Leseprobe
Inhaltsverzeichnis
1. Einleitung
2. Vorgeschichte der Bauernbefreiung
3. Prozeß der Bauernbefreiung
3.1 Erste Schritte
3.2 Widerstand von „oben“
4. Kehrseite der Bauernbefreiung
5. Durchbruch 1848/49
6. Resümee
Literaturverzeichnis
Bildanhang
1. Einleitung
Die 48er-Revolution setzt einen Meilenstein in der Geschichte Deutschlands. Ihr Gedankengut findet seinen Ursprung in der Französischen Revolution1, welches sich nur einige Jahre später in ganz Europa wieder fand. Der Ruf und innerliche Drang nach einer demokratisch verfassten und einheitlichen Nation2, fand Anklang in den Ohren des europäischen Bürgertums.
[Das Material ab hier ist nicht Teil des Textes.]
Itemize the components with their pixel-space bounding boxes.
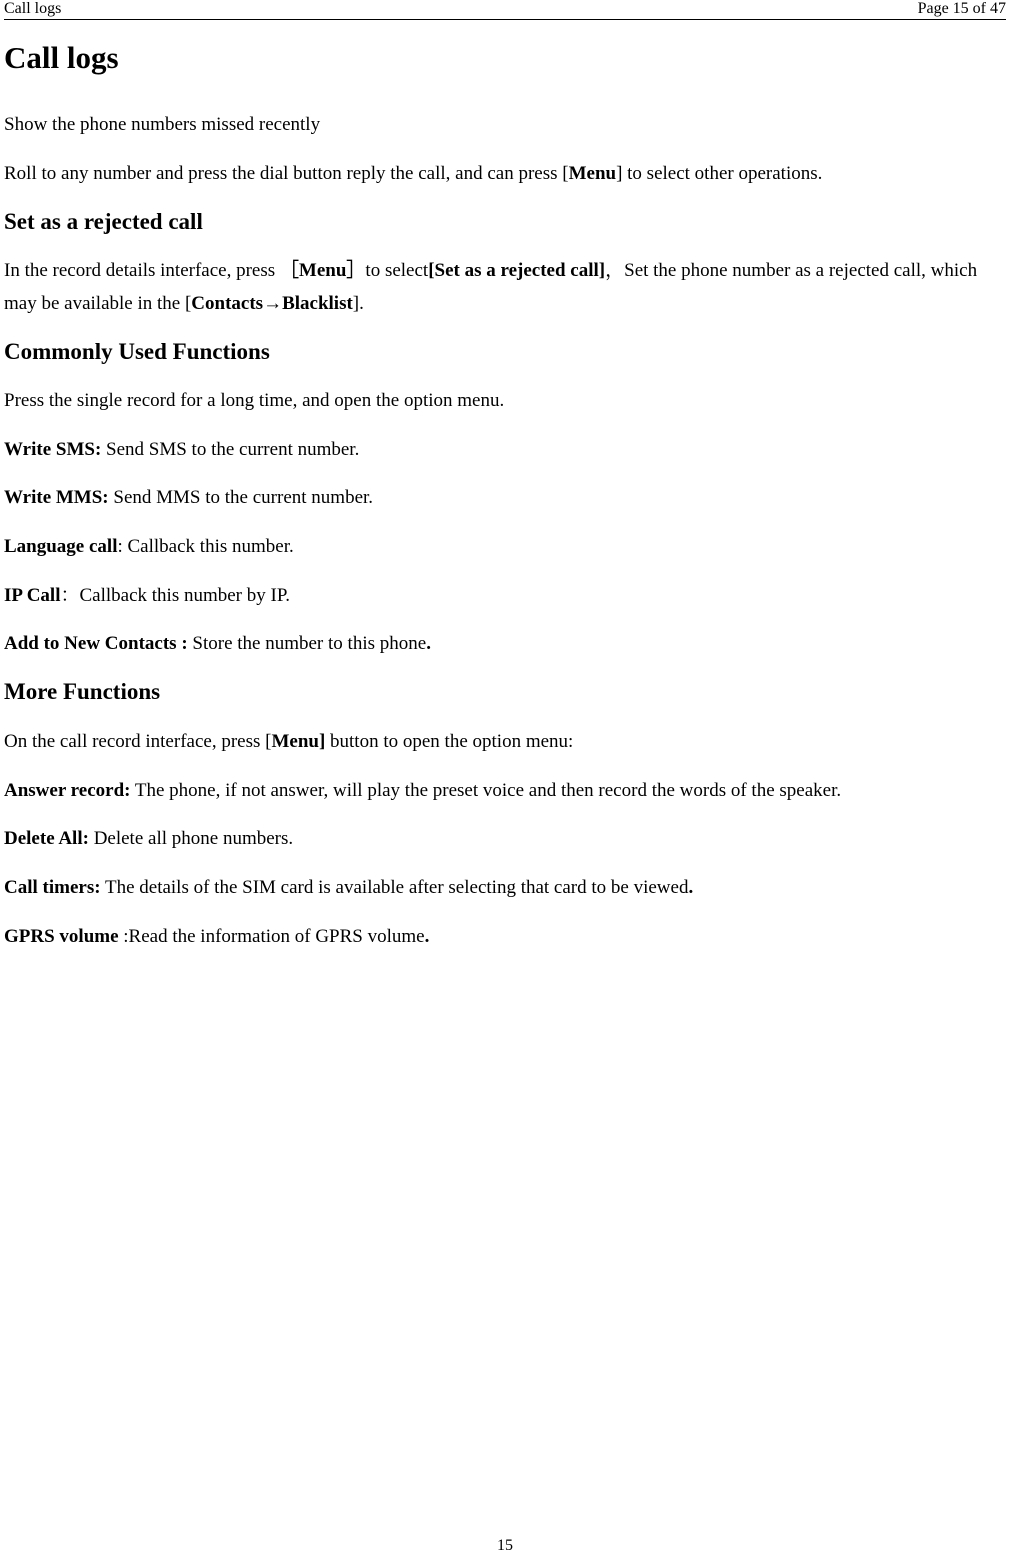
list-item: GPRS volume :Read the information of GPRS volume.	[4, 926, 430, 947]
header-page-indicator: Page 15 of 47	[917, 0, 1006, 17]
page-title: Call logs	[4, 40, 119, 75]
section-heading-more: More Functions	[4, 679, 161, 704]
page-header	[4, 0, 1006, 20]
list-item: Language call: Callback this number.	[4, 536, 294, 557]
list-item: Add to New Contacts : Store the number to this phone.	[4, 633, 431, 654]
list-item: IP Call：Callback this number by IP.	[4, 585, 291, 606]
common-intro: Press the single record for a long time, and open the option menu.	[4, 390, 505, 411]
header-title: Call logs	[4, 0, 62, 17]
intro-paragraph-1: Show the phone numbers missed recently	[4, 114, 321, 135]
page-number: 15	[497, 1537, 513, 1554]
section-heading-common: Commonly Used Functions	[4, 339, 270, 364]
section-heading-rejected: Set as a rejected call	[4, 209, 203, 234]
rejected-paragraph: In the record details interface, press ［Menu］to select[Set as a rejected call]，Set the phone number as a rejected call, which may be available in the [Contacts→Blacklist].	[4, 260, 978, 314]
more-intro: On the call record interface, press [Menu] button to open the option menu:	[4, 731, 574, 752]
list-item: Write SMS: Send SMS to the current number.	[4, 439, 360, 460]
list-item: Write MMS: Send MMS to the current number.	[4, 487, 374, 508]
list-item: Delete All: Delete all phone numbers.	[4, 828, 294, 849]
intro-paragraph-2: Roll to any number and press the dial button reply the call, and can press [Menu] to select other operations.	[4, 163, 823, 184]
list-item: Answer record: The phone, if not answer, will play the preset voice and then record the words of the speaker.	[4, 780, 842, 801]
menu-keyword: Menu	[568, 163, 617, 184]
list-item: Call timers: The details of the SIM card is available after selecting that card to be viewed.	[4, 877, 694, 898]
So dauerte es auch nicht lange, bis der Ruf nach einem deutschen Nationalstaat laut wurde. Dieses Bestreben ist der ideelle und gleichzeitig politische Kernpunkt der 48er-Revolution. Sie war das erste Aufbegehren der unteren Stände der Bevölkerung, welche aber an den Reformen von „oben“ gescheitert ist. Der Adel und der Staat kamen dem aufrührerischen Bürgertum jedoch zuvor, indem sie dem unzufriedenen Bauern, welcher der eigentliche Krisenherd und das Druckmittel der Revolutionäre war3, Zugeständnisse machte und ihm zugunsten Gesetze und Reformen erlies. So scheiterte die 48er-Revolution zwar auf ideeller Basis4, doch es stellt sich nun die Frage, ob sie aus sozialer Hinsicht auch gescheitert ist, oder vielmehr doch als erfolgreich angesehen werden kann und sollte, denn eines ihrer Früchte ist die sogenannte „Bauernbefreiung“5.
Diese Überlegung soll an Hand von Literaten, wie Peter Eitel6 und Christof Dipper7 und anderen zeitgenössischen Quellen8 erörtert und dargelegt werden. Dabei soll vorweg erst einmal ein kurzer Abrissüber die Vorgeschichte der Bauernbefreiung, also die Zustände der damaligen Zeit, einen Einblick in die Thematik gewähren. Danach soll der Prozess der Bauernbefreiung, mit einem spezifischen Blick auf Oberschwaben, aufgezeichnet werden. Fehlen sollte dabei auch nicht der Widerstand von oben, welcher den Prozess teilweise stark ins Stocken brachte oder gar lahm legte. Auch die Kehrseite der Bauernbefreiung und die darauf folgenden Gegenmaßnahmen sollen hier erörtert werden. Als letzter, thematischer Punkt soll der Durchbruch der Bauernbefreiung in der Revolution 1848/49 aufgearbeitet werden, um ein abschließendes Resümee und auch eine Antwort auf die vorangehende Fragestellung zu erhalten.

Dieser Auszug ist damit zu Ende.